The aforementioned campus tools seemed to fall short of what the students really needed.

One tool was different. Adobe Connect raised our enthusiasm levels...but why? It meets their need to connect with each other while the instructor is out of state a few times during the course. Additionally, it's a very cool tool: multiple live video feeds, ability to share presentations or even desktops, and it's available at no cost to the instructor or students.

We also briefly mentioned that they might consider using Google Docs to collaboratively create documents and presentations. We also mentioned that they might find pbwiki easy to use.

When these topics were raised, a number of people nodded their heads in agreement. Many of the students have already used these modern web apps and know how well they work.

Unlike when I gave virtually the same demo to a similar course 2+ years earlier, students' expectations have been affected by the proliferation of Web 2.0 tools. Our campus tools feel clunky and outdated by comparison.

In the end, I'm optimistic that the students will find tools to meet their group work needs. I just won't wager that those tools will be found in the current UW tool set.

"bulls eye" photo credit:

Monday, February 02, 2009

Desire2Learn usage at UW-Madison

Now that the fall semester has ended (yikes, January and the Super Bowl have passed too!), I checked in on the data regarding D2L (Learn@UW) use here at UW. My hunch is that the trends we are seeing here reflect trends in other North American universities.

Active Course Sites
This is the stat most commonly referenced on campus, probably because it is the easiest to first. This is the number of course sites that were activated by instructors over the course of a semester. This data includes "non-timetable" courses such as used for non-credit outreach courses and internal administration. The trend shows a general increase but not at as dramatic a pace as in previous years. Obviously, there is a natural limit that will be reached for official timetable courses. The last time I compared this data with total number of courses offered, we were at approximately 30%.

Unique Users in Activated Course Sites
How many different people are we serving through our central course management system? Again, this measure is trending upward towards a logical upper limit. I am amazed that we are serving over 30,000 different people each semester. At UW, there are approximately 42,000 students and 2,000 faculty (not including the plethora of TA's and lecturers who are big users of the CMS).

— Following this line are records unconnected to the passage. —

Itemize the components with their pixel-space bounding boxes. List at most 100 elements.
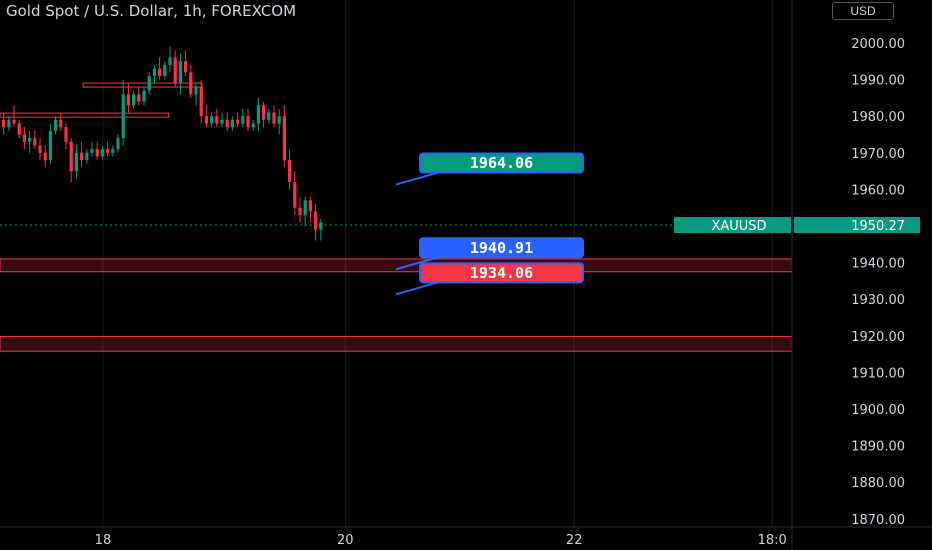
price-tick-label: 2000.00 bbox=[851, 37, 905, 52]
candle bbox=[111, 145, 115, 157]
candle-body bbox=[277, 116, 281, 124]
price-tick-label: 1880.00 bbox=[851, 476, 905, 491]
candle bbox=[220, 112, 224, 128]
candle-body bbox=[2, 119, 6, 128]
candle bbox=[314, 204, 318, 241]
candle bbox=[173, 50, 177, 87]
candle bbox=[22, 127, 26, 150]
price-tick-label: 1990.00 bbox=[851, 74, 905, 89]
price-scale[interactable]: 2000.00 1990.00 1980.00 1970.00 1960.00 1950.… bbox=[851, 37, 905, 528]
candle bbox=[308, 196, 312, 223]
candle bbox=[17, 119, 21, 139]
callout-label: 1964.06 bbox=[470, 154, 533, 172]
candle bbox=[74, 145, 78, 179]
candle bbox=[90, 141, 94, 157]
price-tick-label: 1940.00 bbox=[851, 257, 905, 272]
price-callout[interactable]: 1934.06 bbox=[395, 262, 584, 296]
candle bbox=[168, 46, 172, 73]
callout-label: 1940.91 bbox=[470, 239, 533, 257]
candle-body bbox=[54, 119, 58, 131]
candle bbox=[267, 108, 271, 124]
candle-body bbox=[147, 75, 151, 91]
price-tick-label: 1930.00 bbox=[851, 293, 905, 308]
candle-body bbox=[272, 112, 276, 124]
time-scale[interactable]: 18 20 22 18:0 bbox=[95, 533, 787, 548]
candle-body bbox=[225, 119, 229, 128]
candle-body bbox=[116, 138, 120, 150]
candle-body bbox=[152, 68, 156, 76]
candle bbox=[100, 145, 104, 161]
candle bbox=[80, 141, 84, 168]
candle-body bbox=[210, 116, 214, 124]
candle-body bbox=[80, 152, 84, 161]
candle-body bbox=[90, 149, 94, 153]
candle bbox=[251, 119, 255, 131]
candle bbox=[215, 108, 219, 128]
candle-body bbox=[132, 94, 136, 106]
candle-body bbox=[236, 119, 240, 124]
candle-body bbox=[17, 123, 21, 135]
candle-body bbox=[293, 182, 297, 208]
candle bbox=[225, 112, 229, 131]
support-zones bbox=[0, 258, 793, 352]
candle-body bbox=[38, 145, 42, 153]
candle-body bbox=[241, 116, 245, 124]
callout-box bbox=[419, 262, 584, 284]
candle bbox=[210, 112, 214, 128]
candle bbox=[59, 112, 63, 131]
candle-body bbox=[314, 211, 318, 230]
candle bbox=[64, 123, 68, 150]
candle bbox=[204, 105, 208, 128]
candle-body bbox=[199, 86, 203, 117]
candle bbox=[178, 53, 182, 95]
callout-pointer bbox=[395, 281, 439, 296]
time-tick-label: 18:0 bbox=[758, 533, 787, 548]
price-tick-label: 1900.00 bbox=[851, 403, 905, 418]
candle bbox=[282, 105, 286, 168]
candle-body bbox=[194, 86, 198, 95]
candle-body bbox=[267, 112, 271, 120]
candle-body bbox=[319, 222, 323, 230]
candle bbox=[194, 83, 198, 106]
symbol-label: XAUUSD bbox=[711, 219, 766, 234]
candlesticks bbox=[2, 46, 323, 241]
price-callout[interactable]: 1964.06 bbox=[395, 152, 584, 186]
candle-body bbox=[178, 61, 182, 84]
callout-pointer bbox=[395, 256, 439, 271]
candle bbox=[43, 145, 47, 168]
callout-box bbox=[419, 237, 584, 259]
candle bbox=[246, 108, 250, 131]
candle-body bbox=[163, 64, 167, 76]
price-tick-label: 1870.00 bbox=[851, 513, 905, 528]
candle-body bbox=[256, 105, 260, 124]
candle-body bbox=[303, 200, 307, 216]
candle bbox=[121, 79, 125, 146]
candle-body bbox=[74, 152, 78, 172]
candle bbox=[132, 90, 136, 109]
candle-body bbox=[7, 119, 11, 128]
candle bbox=[28, 130, 32, 153]
candle bbox=[163, 61, 167, 80]
candle-body bbox=[85, 152, 89, 161]
support-zone bbox=[0, 258, 793, 273]
currency-selector[interactable]: USD bbox=[832, 2, 894, 20]
time-tick-label: 22 bbox=[566, 533, 583, 548]
price-callout[interactable]: 1940.91 bbox=[395, 237, 584, 271]
candle-body bbox=[106, 149, 110, 153]
price-callouts[interactable]: 1964.06 1940.91 1934.06 bbox=[395, 152, 584, 296]
candle bbox=[319, 218, 323, 241]
candle-body bbox=[137, 94, 141, 102]
candle bbox=[236, 112, 240, 128]
candle bbox=[38, 138, 42, 161]
candle bbox=[142, 86, 146, 106]
candle bbox=[272, 105, 276, 128]
candle-body bbox=[189, 72, 193, 95]
candle bbox=[298, 196, 302, 223]
candle-body bbox=[215, 116, 219, 124]
candle bbox=[293, 171, 297, 216]
price-tick-label: 1920.00 bbox=[851, 330, 905, 345]
price-tick-label: 1890.00 bbox=[851, 440, 905, 455]
candle bbox=[48, 123, 52, 164]
candle-body bbox=[43, 152, 47, 161]
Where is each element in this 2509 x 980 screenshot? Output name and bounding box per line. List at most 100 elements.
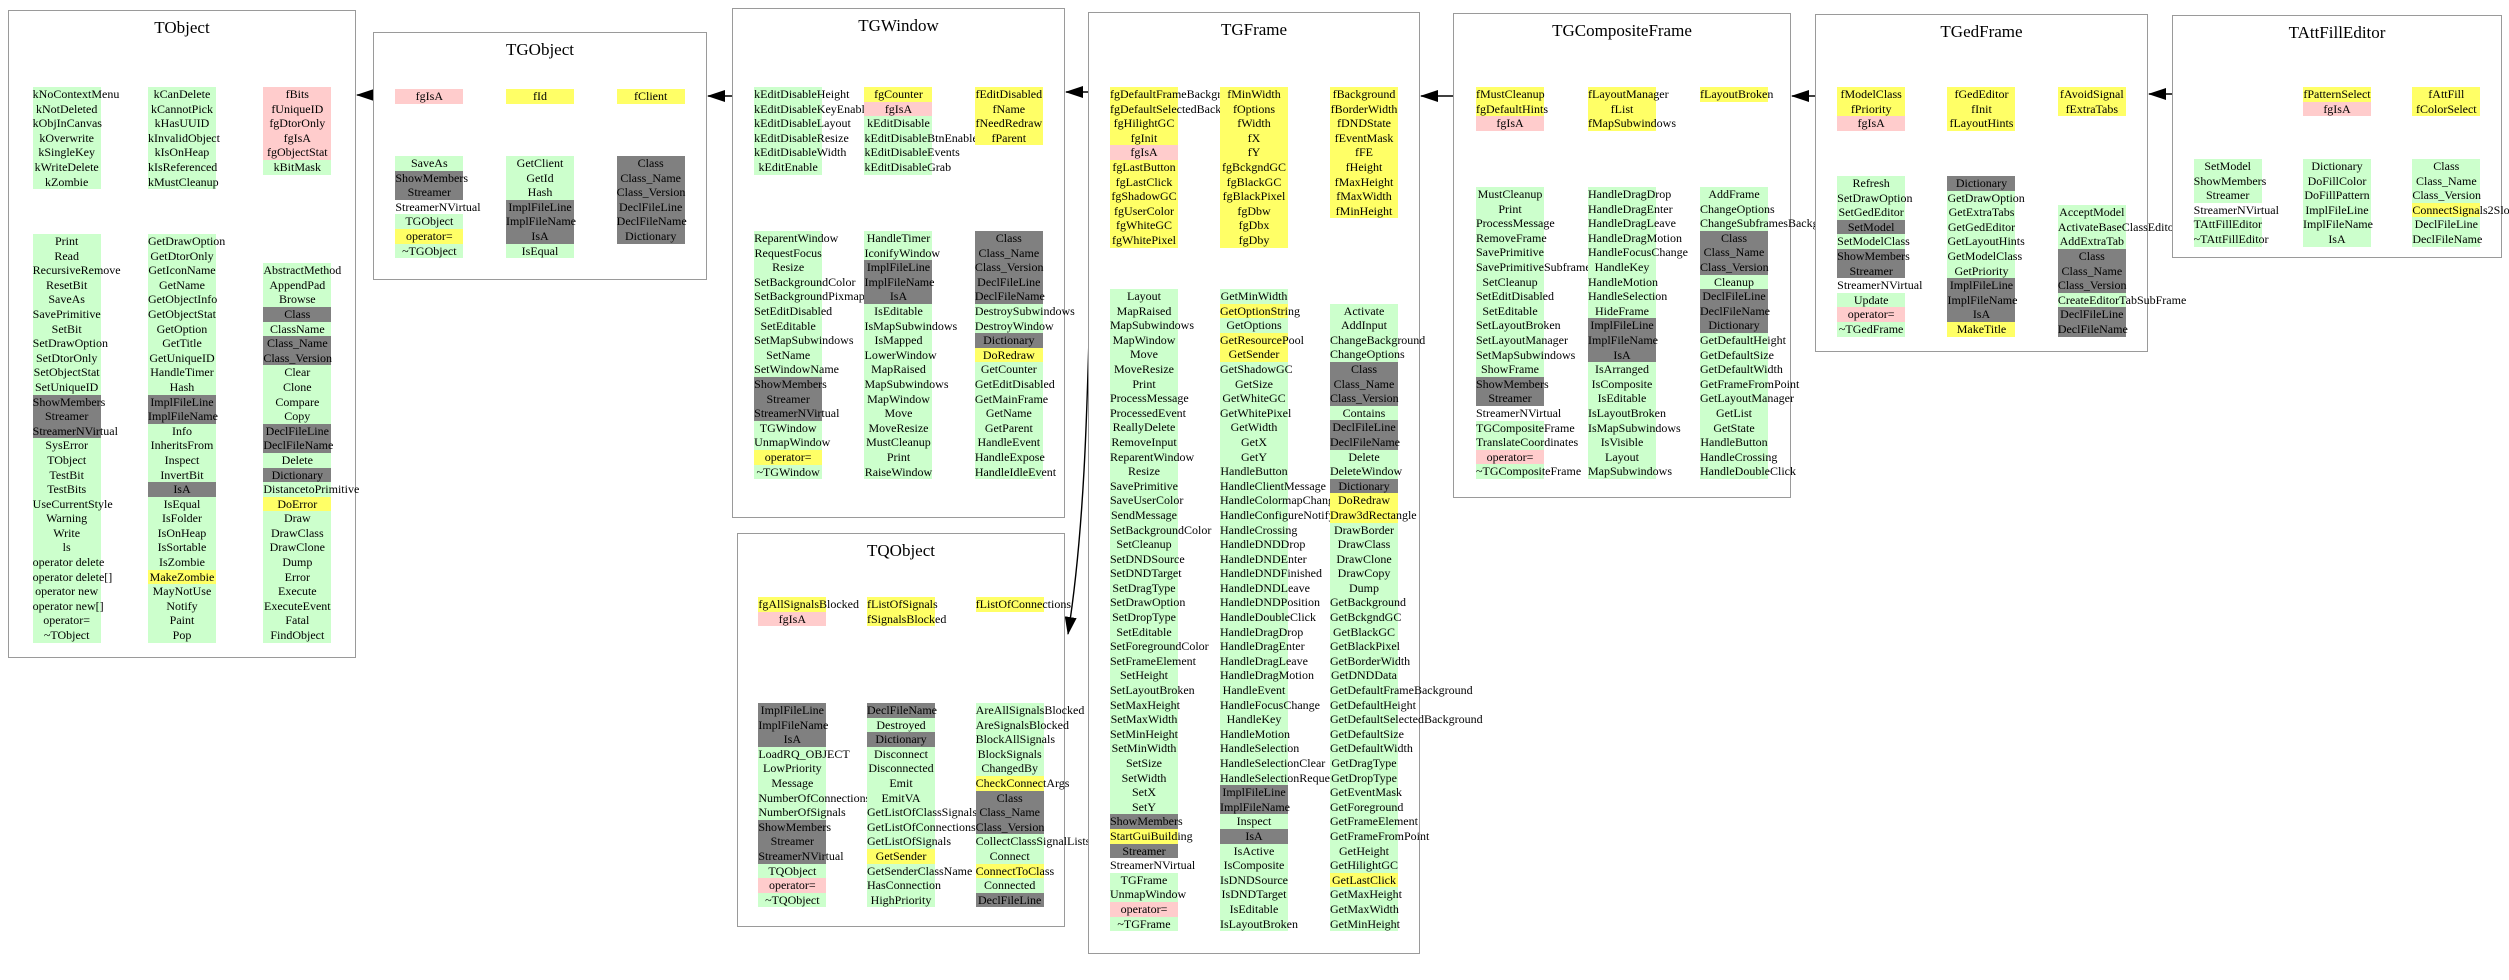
method-cell[interactable]: DoFillPattern: [2302, 188, 2371, 203]
attribute-cell[interactable]: fListOfSignals: [867, 597, 938, 612]
method-cell[interactable]: IsEditable: [864, 303, 933, 319]
attribute-cell[interactable]: fgObjectStat: [263, 145, 332, 160]
method-cell[interactable]: IsZombie: [147, 555, 216, 570]
method-cell[interactable]: operator=: [32, 613, 101, 629]
method-cell[interactable]: GetEventMask: [1330, 785, 1402, 800]
attribute-cell[interactable]: fgDefaultFrameBackground: [1110, 87, 1246, 102]
method-cell[interactable]: operator=: [395, 228, 464, 244]
method-cell[interactable]: FindObject: [263, 628, 332, 643]
method-cell[interactable]: IsA: [1220, 828, 1288, 844]
method-cell[interactable]: GetForeground: [1330, 799, 1404, 815]
method-cell[interactable]: StreamerNVirtual: [758, 848, 844, 864]
method-cell[interactable]: SetObjectStat: [32, 365, 101, 380]
method-cell[interactable]: SetBackgroundPixmap: [754, 289, 865, 304]
method-cell[interactable]: TGObject: [395, 214, 464, 229]
method-cell[interactable]: DeclFileName: [1700, 303, 1770, 319]
method-cell[interactable]: HandleSelectionRequest: [1220, 770, 1338, 786]
method-cell[interactable]: Print: [864, 449, 933, 465]
method-cell[interactable]: TranslateCoordinates: [1476, 435, 1579, 450]
method-cell[interactable]: SetModel: [1837, 219, 1906, 235]
attribute-cell[interactable]: fgIsA: [2302, 101, 2371, 117]
method-cell[interactable]: MapSubwindows: [1110, 318, 1195, 333]
method-cell[interactable]: HandleDragMotion: [1588, 230, 1682, 246]
method-cell[interactable]: HandleIdleEvent: [974, 464, 1057, 480]
method-cell[interactable]: GetObjectStat: [147, 306, 216, 322]
class-title[interactable]: TObject: [154, 18, 210, 37]
method-cell[interactable]: ShowFrame: [1476, 362, 1544, 377]
attribute-cell[interactable]: kCannotPick: [147, 101, 216, 117]
method-cell[interactable]: SetCleanup: [1110, 537, 1178, 552]
method-cell[interactable]: HandleDragEnter: [1220, 639, 1305, 654]
method-cell[interactable]: DrawClass: [1330, 537, 1398, 552]
method-cell[interactable]: MustCleanup: [864, 435, 933, 450]
method-cell[interactable]: DistancetoPrimitive: [263, 482, 360, 497]
method-cell[interactable]: ImplFileName: [1588, 332, 1658, 348]
method-cell[interactable]: SaveUserColor: [1110, 493, 1184, 508]
method-cell[interactable]: SetDNDSource: [1110, 551, 1185, 567]
method-cell[interactable]: Emit: [867, 775, 935, 791]
method-cell[interactable]: Disconnected: [867, 761, 935, 776]
method-cell[interactable]: SetEditDisabled: [754, 303, 833, 319]
method-cell[interactable]: HandleMotion: [1588, 274, 1658, 290]
method-cell[interactable]: SetEditable: [1476, 303, 1544, 319]
method-cell[interactable]: ImplFileName: [1220, 799, 1290, 815]
attribute-cell[interactable]: fNeedRedraw: [974, 116, 1043, 131]
method-cell[interactable]: HandleSelectionClear: [1220, 756, 1326, 771]
method-cell[interactable]: Streamer: [395, 185, 464, 200]
method-cell[interactable]: Dictionary: [2302, 159, 2371, 174]
method-cell[interactable]: ImplFileLine: [1947, 278, 2016, 293]
method-cell[interactable]: SetLayoutBroken: [1476, 318, 1561, 333]
method-cell[interactable]: SetDNDTarget: [1110, 566, 1182, 581]
attribute-cell[interactable]: fParent: [974, 130, 1043, 146]
attribute-cell[interactable]: fgDtorOnly: [263, 116, 332, 131]
method-cell[interactable]: Class_Name: [1330, 376, 1398, 392]
attribute-cell[interactable]: fMustCleanup: [1476, 87, 1545, 102]
method-cell[interactable]: RemoveInput: [1110, 434, 1178, 450]
method-cell[interactable]: Class: [616, 156, 685, 171]
method-cell[interactable]: HandleButton: [1700, 435, 1768, 450]
method-cell[interactable]: GetDrawOption: [147, 234, 226, 249]
attribute-cell[interactable]: fSignalsBlocked: [867, 611, 947, 627]
method-cell[interactable]: SetMinHeight: [1110, 726, 1178, 742]
method-cell[interactable]: SetDrawOption: [32, 336, 108, 351]
method-cell[interactable]: HandleDNDDrop: [1220, 537, 1306, 552]
method-cell[interactable]: GetDefaultWidth: [1700, 362, 1783, 377]
method-cell[interactable]: GetWidth: [1220, 420, 1288, 435]
attribute-cell[interactable]: fgShadowGC: [1110, 189, 1178, 204]
method-cell[interactable]: Dictionary: [1330, 478, 1398, 494]
method-cell[interactable]: Print: [1110, 376, 1178, 392]
attribute-cell[interactable]: fHeight: [1330, 159, 1398, 175]
attribute-cell[interactable]: kNotDeleted: [32, 101, 101, 117]
method-cell[interactable]: SetForegroundColor: [1110, 639, 1209, 654]
attribute-cell[interactable]: fgInit: [1110, 130, 1178, 146]
method-cell[interactable]: StreamerNVirtual: [754, 406, 840, 421]
method-cell[interactable]: DeclFileName: [263, 438, 334, 453]
method-cell[interactable]: Class_Name: [616, 170, 685, 186]
method-cell[interactable]: ImplFileLine: [2302, 202, 2371, 218]
method-cell[interactable]: IsArranged: [1588, 362, 1656, 377]
method-cell[interactable]: IsOnHeap: [147, 525, 216, 541]
method-cell[interactable]: TAttFillEditor: [2193, 217, 2263, 232]
method-cell[interactable]: ~TGObject: [395, 243, 464, 259]
method-cell[interactable]: ChangeOptions: [1700, 201, 1775, 217]
method-cell[interactable]: HandleButton: [1220, 464, 1288, 479]
method-cell[interactable]: DeclFileLine: [1330, 420, 1398, 435]
method-cell[interactable]: GetListOfSignals: [867, 834, 951, 849]
method-cell[interactable]: Copy: [263, 409, 332, 424]
method-cell[interactable]: IsMapSubwindows: [864, 318, 958, 334]
method-cell[interactable]: Paint: [147, 613, 216, 629]
method-cell[interactable]: MustCleanup: [1476, 187, 1544, 202]
attribute-cell[interactable]: fAttFill: [2412, 87, 2481, 102]
method-cell[interactable]: MapWindow: [1110, 332, 1178, 348]
method-cell[interactable]: Info: [147, 423, 216, 439]
method-cell[interactable]: operator=: [1476, 449, 1544, 465]
method-cell[interactable]: Class_Name: [2057, 263, 2126, 279]
method-cell[interactable]: GetFrameFromPoint: [1330, 828, 1430, 844]
method-cell[interactable]: Error: [263, 569, 332, 585]
attribute-cell[interactable]: fDNDState: [1330, 116, 1398, 131]
method-cell[interactable]: MakeTitle: [1947, 321, 2016, 337]
method-cell[interactable]: DeclFileLine: [263, 423, 332, 439]
method-cell[interactable]: IsVisible: [1588, 435, 1656, 450]
method-cell[interactable]: IsFolder: [147, 511, 216, 526]
method-cell[interactable]: Browse: [263, 292, 332, 307]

Total Enrollments in Active Course Sites
This is where, I think, things get interesting. This is one stat that seems to still show linear upward growth. "Total Enrollments" is the sum of every course's total number of members, instructors + students. This data shows that the typical user has more courses in Learn@UW now than in the past. I wonder when we will hit the point where courses that do not have an online component are in the minority.

Help Desk Cases
Although not yet updated with Fall 2008 data, this too is quite interesting and satisfying. Although we are seeing a general increase in use of Learn@UW, use of the Help Desk for Learn@UW is not increasing proportionally. In fact, there's evidence that it might be decreasing.

This data does not show the total amount of support provided for Learn@UW across campus, just those official cases coming through the campus Help Desk. Hopefully, this data shows that more people are using Learn@UW without the need for support. Fewer bugs exist in the software than ever before. Performance and up-time have been outstanding for the past 6 months, at least. And indeed, there is something to be said for users' familiarity with a complex system.

Obviously, numbers are only part of the story. The real story lies within each course and in the value derived by the instructors and students. That's why I still love to be involved with faculty at workshops, brown bags, and 1-1 consultations. I enjoy hearing directly from them what is working, what needs improving, and ideas on how we can help.